Electron Paramagnetic Resonance (EPR) Spectroscopy Method

In EPR quartz capillary is inserted a mixture of DPPH methanolic solution (10 μL, 4.5 mmol) and indolyl-hydrazinyl-thiazole methanolic solution (10 μL, 5mmol) and EPR spectra were recorded at room temperature.

The relative concentration of paramagnetic species were determined by a double integration of experimental spectra using XEPR Bruker software [26,27].

4. Conclusions

A new series of 2-(2-((1H-Indol-5-yl) methylene)-hydrazinyl)-thiazole derivatives, 1–6, has been synthesized in moderate to good yields by a Hantzsch protocol and their structures were confirmed by NMR spectroscopy and mass spectrometry. The in vitro cytotoxicity was evaluated for all indolyl-hydrazinyl-thiazoles 1–6 on human cervical cancer cells (HeLa) and human ovarian cancer cells (A2780); Compounds 1 and 3 had a good inhibition on both A2780 and HeLa while derivative 5 has been active only on HeLa cell lines.

The antioxidant potential of newly synthesized thiazoles 1–6 was studied by three different methods, in two of these the radical scavenging properties were tested and one was based on their capacity to act as reducing agent. According to these results, derivatives 1 and 3 were found to be promising antioxidant agents.

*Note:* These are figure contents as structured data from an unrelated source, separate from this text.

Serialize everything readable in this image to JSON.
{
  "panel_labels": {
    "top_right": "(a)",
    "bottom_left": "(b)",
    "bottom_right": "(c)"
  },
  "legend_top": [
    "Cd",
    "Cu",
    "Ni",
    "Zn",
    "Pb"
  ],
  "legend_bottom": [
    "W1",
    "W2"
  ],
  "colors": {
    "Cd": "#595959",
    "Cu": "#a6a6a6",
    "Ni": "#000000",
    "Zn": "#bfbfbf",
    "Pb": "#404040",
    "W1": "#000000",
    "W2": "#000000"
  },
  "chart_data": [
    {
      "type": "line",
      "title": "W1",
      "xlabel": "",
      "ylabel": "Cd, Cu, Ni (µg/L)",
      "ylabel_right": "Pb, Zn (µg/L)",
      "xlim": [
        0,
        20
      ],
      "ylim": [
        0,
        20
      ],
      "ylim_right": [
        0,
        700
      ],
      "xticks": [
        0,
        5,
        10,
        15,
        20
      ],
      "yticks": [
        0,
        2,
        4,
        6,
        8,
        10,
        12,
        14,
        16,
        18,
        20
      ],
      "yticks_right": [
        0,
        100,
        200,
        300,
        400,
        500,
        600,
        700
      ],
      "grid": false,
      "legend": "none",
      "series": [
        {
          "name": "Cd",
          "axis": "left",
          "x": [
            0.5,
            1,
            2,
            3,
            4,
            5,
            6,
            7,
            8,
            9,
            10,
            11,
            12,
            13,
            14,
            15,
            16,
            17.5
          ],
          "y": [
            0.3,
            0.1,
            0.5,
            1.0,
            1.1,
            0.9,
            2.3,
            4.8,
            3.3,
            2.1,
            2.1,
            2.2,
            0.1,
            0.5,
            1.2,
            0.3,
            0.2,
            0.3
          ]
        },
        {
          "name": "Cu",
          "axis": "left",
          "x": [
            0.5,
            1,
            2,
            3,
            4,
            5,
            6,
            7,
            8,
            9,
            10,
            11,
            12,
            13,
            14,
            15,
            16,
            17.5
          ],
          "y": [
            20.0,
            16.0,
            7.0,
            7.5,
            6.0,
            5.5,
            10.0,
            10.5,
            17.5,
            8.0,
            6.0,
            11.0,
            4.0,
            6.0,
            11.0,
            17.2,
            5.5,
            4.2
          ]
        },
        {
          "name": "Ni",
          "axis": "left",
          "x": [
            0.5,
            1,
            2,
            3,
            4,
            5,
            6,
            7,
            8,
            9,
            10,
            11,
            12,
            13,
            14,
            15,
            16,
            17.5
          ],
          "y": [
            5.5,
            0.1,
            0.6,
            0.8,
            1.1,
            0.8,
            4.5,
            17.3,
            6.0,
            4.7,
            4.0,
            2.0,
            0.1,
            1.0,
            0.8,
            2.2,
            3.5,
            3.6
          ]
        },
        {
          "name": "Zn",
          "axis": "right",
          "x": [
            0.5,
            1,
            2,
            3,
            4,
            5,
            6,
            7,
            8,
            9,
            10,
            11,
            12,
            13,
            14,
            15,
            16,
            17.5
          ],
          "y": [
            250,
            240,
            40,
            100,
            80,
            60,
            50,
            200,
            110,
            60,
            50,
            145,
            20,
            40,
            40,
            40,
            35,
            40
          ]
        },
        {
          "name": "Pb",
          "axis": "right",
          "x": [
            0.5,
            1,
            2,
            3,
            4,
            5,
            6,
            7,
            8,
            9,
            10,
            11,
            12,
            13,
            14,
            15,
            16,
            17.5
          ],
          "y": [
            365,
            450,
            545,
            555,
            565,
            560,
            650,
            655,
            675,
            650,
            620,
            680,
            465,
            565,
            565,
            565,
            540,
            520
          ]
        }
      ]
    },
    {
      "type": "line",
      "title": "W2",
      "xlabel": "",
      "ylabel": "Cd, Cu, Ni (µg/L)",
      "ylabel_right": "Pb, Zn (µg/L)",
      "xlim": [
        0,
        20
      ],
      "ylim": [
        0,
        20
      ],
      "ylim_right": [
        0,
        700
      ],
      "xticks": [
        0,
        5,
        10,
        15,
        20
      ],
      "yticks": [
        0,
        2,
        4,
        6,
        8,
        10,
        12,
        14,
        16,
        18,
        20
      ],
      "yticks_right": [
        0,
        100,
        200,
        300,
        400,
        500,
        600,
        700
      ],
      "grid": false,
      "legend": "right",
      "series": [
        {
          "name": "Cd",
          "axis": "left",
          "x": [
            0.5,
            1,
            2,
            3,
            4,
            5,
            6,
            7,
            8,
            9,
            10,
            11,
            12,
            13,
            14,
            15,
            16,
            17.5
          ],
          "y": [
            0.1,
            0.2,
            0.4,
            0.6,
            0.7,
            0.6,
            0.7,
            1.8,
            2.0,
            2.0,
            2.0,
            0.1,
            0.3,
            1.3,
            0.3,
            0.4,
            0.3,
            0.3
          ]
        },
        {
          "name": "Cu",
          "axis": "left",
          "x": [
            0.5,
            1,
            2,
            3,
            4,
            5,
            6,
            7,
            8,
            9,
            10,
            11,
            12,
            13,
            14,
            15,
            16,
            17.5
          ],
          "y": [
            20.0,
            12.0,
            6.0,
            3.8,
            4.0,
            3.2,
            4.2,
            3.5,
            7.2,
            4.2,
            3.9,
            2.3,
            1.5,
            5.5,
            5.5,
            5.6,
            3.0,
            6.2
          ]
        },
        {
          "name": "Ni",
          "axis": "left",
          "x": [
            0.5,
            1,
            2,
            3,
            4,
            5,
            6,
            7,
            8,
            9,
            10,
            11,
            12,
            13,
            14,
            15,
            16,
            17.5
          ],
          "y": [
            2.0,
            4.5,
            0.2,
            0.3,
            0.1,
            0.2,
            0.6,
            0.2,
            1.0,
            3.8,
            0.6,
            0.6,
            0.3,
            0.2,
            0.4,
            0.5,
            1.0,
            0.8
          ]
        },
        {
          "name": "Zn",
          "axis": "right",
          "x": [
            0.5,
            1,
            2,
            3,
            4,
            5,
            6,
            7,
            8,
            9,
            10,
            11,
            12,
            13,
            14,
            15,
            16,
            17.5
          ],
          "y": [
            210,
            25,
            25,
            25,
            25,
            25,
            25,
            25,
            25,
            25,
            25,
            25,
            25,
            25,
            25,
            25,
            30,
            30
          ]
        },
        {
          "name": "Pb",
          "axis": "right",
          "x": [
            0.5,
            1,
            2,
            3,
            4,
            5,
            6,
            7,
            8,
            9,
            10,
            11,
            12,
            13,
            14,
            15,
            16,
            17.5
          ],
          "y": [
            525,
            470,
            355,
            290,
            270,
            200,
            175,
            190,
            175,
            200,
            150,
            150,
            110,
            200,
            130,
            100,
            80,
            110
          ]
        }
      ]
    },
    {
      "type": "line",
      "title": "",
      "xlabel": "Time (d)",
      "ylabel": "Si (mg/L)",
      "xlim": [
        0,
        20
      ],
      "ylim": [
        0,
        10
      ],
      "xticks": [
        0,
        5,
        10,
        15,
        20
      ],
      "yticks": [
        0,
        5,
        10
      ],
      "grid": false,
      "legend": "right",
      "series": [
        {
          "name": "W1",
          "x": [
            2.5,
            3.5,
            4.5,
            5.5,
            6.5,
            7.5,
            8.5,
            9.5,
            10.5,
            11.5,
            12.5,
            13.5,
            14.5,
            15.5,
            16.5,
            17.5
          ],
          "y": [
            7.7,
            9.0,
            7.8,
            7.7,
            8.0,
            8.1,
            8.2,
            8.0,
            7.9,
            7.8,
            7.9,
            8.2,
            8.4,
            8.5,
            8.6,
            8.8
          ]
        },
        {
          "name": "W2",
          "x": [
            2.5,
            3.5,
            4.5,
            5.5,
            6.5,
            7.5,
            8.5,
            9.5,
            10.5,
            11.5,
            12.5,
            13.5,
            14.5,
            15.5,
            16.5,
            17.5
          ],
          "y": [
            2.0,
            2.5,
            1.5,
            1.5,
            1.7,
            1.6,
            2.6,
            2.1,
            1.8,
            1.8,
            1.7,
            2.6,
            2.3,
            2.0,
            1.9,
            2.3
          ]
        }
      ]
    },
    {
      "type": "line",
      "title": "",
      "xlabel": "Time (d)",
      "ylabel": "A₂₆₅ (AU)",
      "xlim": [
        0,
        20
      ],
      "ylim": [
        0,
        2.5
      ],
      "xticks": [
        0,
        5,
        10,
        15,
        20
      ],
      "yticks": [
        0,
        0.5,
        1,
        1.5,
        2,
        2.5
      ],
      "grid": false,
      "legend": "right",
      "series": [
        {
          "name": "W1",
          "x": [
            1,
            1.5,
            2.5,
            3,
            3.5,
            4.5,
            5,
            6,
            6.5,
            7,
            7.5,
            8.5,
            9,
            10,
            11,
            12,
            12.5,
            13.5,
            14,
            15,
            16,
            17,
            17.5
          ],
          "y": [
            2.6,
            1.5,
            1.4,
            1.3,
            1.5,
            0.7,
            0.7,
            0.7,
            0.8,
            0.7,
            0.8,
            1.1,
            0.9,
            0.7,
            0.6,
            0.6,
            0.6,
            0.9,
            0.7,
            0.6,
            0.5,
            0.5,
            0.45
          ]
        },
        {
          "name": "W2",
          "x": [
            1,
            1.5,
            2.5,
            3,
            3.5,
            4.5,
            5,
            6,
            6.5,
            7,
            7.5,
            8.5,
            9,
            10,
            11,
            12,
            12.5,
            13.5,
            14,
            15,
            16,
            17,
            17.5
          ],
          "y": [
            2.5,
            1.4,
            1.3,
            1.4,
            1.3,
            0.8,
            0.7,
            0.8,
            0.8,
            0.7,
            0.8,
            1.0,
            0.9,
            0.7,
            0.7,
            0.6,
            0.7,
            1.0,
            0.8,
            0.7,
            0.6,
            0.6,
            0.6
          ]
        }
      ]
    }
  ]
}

The chemoselectivity of radicals formation in reaction of 2-(2-((1H-indol-5-yl)methylene)-hydrazinyl)-thiazoles 1–6 with free DPPH radicals was investigated using theoretical quantum chemical calculation; based on this study the hydrogen atom is extracted from hydrazinyl bridge rather than from indole moiety.